Au-dessus d’un tronc semblable à celui du bananier, le ravenala hérisse une roue de longues palmes que le vent déchiqueté : d’un vert argenté et presque d’airain dont l’éclat est faux, agité perpétuellement d’un mouvement imperceptible où sa surface, brisetée, ondule en cliquetant, il a d’abord un port belliqueux avec tout son carquois de feuilles barbelées. Mais, quand on s’est familiarisé, il vous surprend aussi par une grâce svelte et cocasse d’oiseau tropical, dans le frémissement sauvage de ses longues feuilles pareilles à des pennes. Vraiment, ce n’est pas un arbre, c’est un ailé. Souvent il est solitaire au-dessus de l’herbe rase et grisâtre où ne s’entend nul bruit de passereau ni d’insecte dans cette terre sans chant et sans parfum ; parfois, au-dessus d’un buisson, il se perche haut, la queue déployée, majestueux et mélancolique… Les bambous qui, au contraire, se massent par touffes, bosquets et fourrés, sont des graminées-fougères qui, très hautes et longues, sous leur poids chevelu se penchent, recourbés en crosses déliées, inclinés souvent jusqu’à terre d’un port balayeur et pleureur, mais sans l’abandon plaintif des saules de Babylone. Tous les matins ils sont ployés sous le poids d’une rosée pesante comme la pluie, et même au fort du jour, ils sont un souvenir de la pluie, la plante-type d’un pays qui pleure constamment sous les averses. Sur la terre flotte une odeur amère de safrans mouillés.

Les crépuscules sont étrangement assoupissans sur ces steppes montagneuses du monde austral.
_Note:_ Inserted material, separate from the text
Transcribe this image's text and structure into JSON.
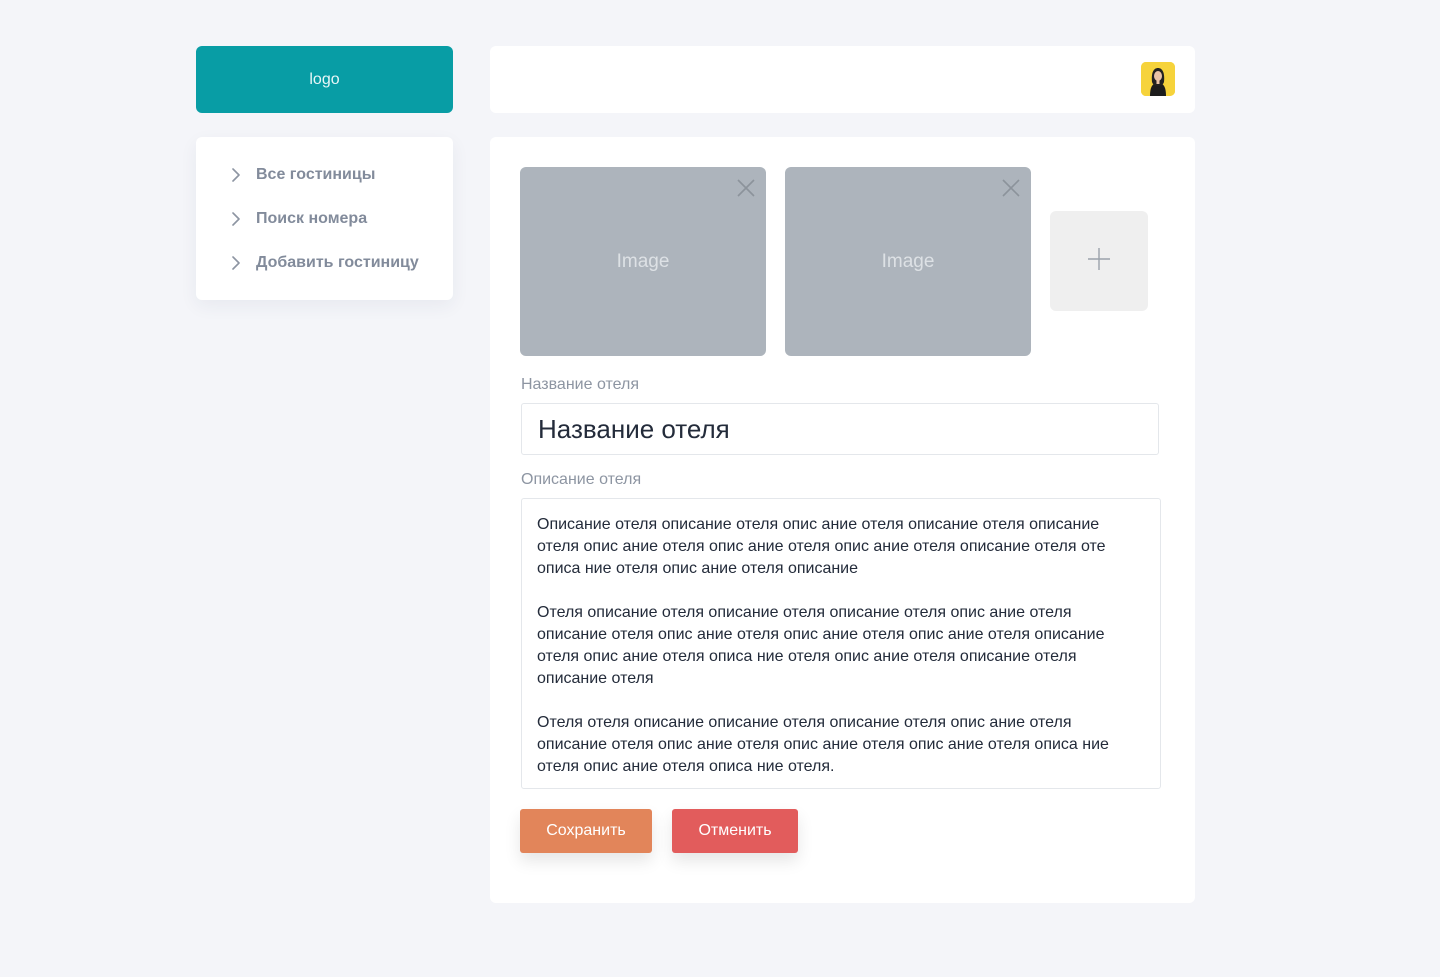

Assis devant la case, dans les villages très rares, on regarde, enivré de monotonie, les mamelonnemens d’herbe beige pommelés de verdure que le soir assombrit.. C’est doux, calmant, d’une mélancolie de mélopée, d’une platitude eurythmique. On finit par être halluciné à force de monotonie. Les bouquets de ravenalas dans les creux ne ressemblent plus à de la végétation, mais à des groupes de sauvages, de Sioux, se cachant dans les replis de terrain et qui soudain s’agitent. On comprend que, y guettant sans cesse les pillards de troupeaux, les villageois y soient devenus une race méfiante et énervée.

Des massifs d’arbres isolés parsèment les approches de la grande forêt : les indigènes les ont conservés parce que tels d’entre eux sont peuplés d’esprits ; dans d’autres, ils déposent les cercueils, tantôt enfouis quand les défunts ne redoutaient ni l’eau ni la noirceur, tantôt posés sur la terre quand ils craignaient seulement les ténèbres, tantôt enfin perchés sur des supports quand ils avaient horreur et de l’obscurité et de l’humidité.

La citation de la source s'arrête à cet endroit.